The study – presented at a poster session at Experimental Biology 2012 – reports that despite the fact there is often a ‘bias’ to consume fresh foods for optimal nutrition, the consumption of fresh foods might not always be the best solution for all consumers.
Funded by the Canned Food Alliance, researchers led by Dr. Cathy Kapica at Tufts University, USA, conducted a market-basket study comparing the cost of obtaining key nutrients from canned, fresh, frozen and dried varieties of common foods. The survey revealed that when all areas were considered “canned foods almost always offered a more affordable, convenient way to get needed-nutrients.”

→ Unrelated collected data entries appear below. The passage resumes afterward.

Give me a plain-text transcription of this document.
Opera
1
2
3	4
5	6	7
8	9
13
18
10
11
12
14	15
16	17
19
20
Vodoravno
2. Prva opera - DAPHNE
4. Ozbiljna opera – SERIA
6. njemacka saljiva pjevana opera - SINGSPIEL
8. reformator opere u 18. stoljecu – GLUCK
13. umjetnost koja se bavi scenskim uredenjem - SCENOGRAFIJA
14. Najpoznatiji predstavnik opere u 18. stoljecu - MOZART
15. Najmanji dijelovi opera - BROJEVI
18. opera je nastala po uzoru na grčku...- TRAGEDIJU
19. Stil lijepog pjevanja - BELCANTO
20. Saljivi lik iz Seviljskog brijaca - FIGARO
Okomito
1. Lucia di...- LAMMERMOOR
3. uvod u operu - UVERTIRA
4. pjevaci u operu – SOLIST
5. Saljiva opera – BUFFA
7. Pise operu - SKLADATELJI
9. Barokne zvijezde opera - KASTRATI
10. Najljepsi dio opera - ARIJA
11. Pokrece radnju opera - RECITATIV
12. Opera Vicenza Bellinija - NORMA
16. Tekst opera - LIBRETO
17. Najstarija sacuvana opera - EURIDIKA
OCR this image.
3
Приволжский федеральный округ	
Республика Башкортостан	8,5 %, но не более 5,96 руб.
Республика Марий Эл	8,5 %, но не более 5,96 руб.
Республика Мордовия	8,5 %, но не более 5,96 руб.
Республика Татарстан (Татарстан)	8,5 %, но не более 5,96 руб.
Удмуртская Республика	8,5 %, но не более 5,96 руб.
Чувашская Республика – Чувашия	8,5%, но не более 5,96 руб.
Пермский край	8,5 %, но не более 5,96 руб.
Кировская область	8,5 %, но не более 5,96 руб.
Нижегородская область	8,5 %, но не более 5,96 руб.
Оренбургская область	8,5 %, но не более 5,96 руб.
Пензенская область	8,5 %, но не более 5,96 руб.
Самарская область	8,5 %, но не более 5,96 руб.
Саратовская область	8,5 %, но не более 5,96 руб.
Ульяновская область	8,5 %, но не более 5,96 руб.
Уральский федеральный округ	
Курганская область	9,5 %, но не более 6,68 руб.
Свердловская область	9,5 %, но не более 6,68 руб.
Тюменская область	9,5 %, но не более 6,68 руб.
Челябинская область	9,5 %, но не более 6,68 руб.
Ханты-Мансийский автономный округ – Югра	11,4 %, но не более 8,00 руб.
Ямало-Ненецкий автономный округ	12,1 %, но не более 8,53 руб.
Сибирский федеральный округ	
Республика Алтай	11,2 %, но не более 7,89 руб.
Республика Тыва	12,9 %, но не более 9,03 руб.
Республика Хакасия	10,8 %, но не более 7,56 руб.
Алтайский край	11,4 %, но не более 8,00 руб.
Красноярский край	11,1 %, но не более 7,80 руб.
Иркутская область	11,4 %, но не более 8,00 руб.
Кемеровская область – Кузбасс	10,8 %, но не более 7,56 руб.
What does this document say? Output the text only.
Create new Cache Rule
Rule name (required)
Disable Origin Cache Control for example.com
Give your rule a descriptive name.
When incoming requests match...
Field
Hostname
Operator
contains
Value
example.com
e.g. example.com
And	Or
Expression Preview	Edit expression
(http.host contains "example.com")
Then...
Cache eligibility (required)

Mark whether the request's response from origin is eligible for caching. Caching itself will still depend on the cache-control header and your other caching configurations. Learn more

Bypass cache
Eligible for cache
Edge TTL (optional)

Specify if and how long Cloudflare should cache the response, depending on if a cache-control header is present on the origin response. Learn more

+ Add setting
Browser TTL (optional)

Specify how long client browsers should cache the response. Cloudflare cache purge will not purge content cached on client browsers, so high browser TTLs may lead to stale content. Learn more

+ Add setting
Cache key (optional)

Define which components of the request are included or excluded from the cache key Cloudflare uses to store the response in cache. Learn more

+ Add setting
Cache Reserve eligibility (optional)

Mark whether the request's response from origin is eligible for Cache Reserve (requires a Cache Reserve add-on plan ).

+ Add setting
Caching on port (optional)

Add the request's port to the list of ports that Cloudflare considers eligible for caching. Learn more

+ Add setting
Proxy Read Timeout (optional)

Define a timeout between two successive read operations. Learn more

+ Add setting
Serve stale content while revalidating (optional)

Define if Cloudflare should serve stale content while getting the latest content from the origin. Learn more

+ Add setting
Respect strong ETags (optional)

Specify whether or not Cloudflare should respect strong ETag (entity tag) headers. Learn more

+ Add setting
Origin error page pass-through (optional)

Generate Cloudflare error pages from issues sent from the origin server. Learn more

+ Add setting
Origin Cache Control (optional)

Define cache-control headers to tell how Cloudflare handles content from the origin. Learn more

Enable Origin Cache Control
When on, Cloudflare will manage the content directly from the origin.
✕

Kapica said that economic concerns have meant many households are challenged to meet dietary recommendations within shrinking budgetary constraints.
"This research should assure families they are getting needed nutrition regardless of whether they choose canned, fresh, frozen or dried varieties,” she said. “They can be confident in buying those foods that best meet their budgets, schedules, cooking abilities and taste preferences and still obtain important nutrients."
The market study involved buying, preparing and analyzing canned, fresh, frozen and dried corn, green beans, mushrooms, peas, pumpkin, spinach, tomatoes, pears, peaches, pinto beans and tuna fish.
The foods were all cooked so that an accurate comparison could be made. They were analyzed to determine the cost of several key nutrients, including protein, fiber, potassium, vitamin A, vitamin C and folate.
The researchers said that survey revealed that it is, for example, nearly 60% more expensive to obtain dietary fiber from fresh tomatoes as from the same portion of canned tomatoes
“Not only is the price of canned tomatoes lower than fresh for the same serving size, but fresh tomatoes take longer to prepare, adding to the real cost of fresh,” said the researchers.
They said that looking at purchase price alone, fresh corn is less expensive than canned or frozen – however, when the cost of waste (most notably the cob) is factored in, as well as time to prepare, “canned corn offers the same amount of dietary fiber as fresh at a 25 percent savings.”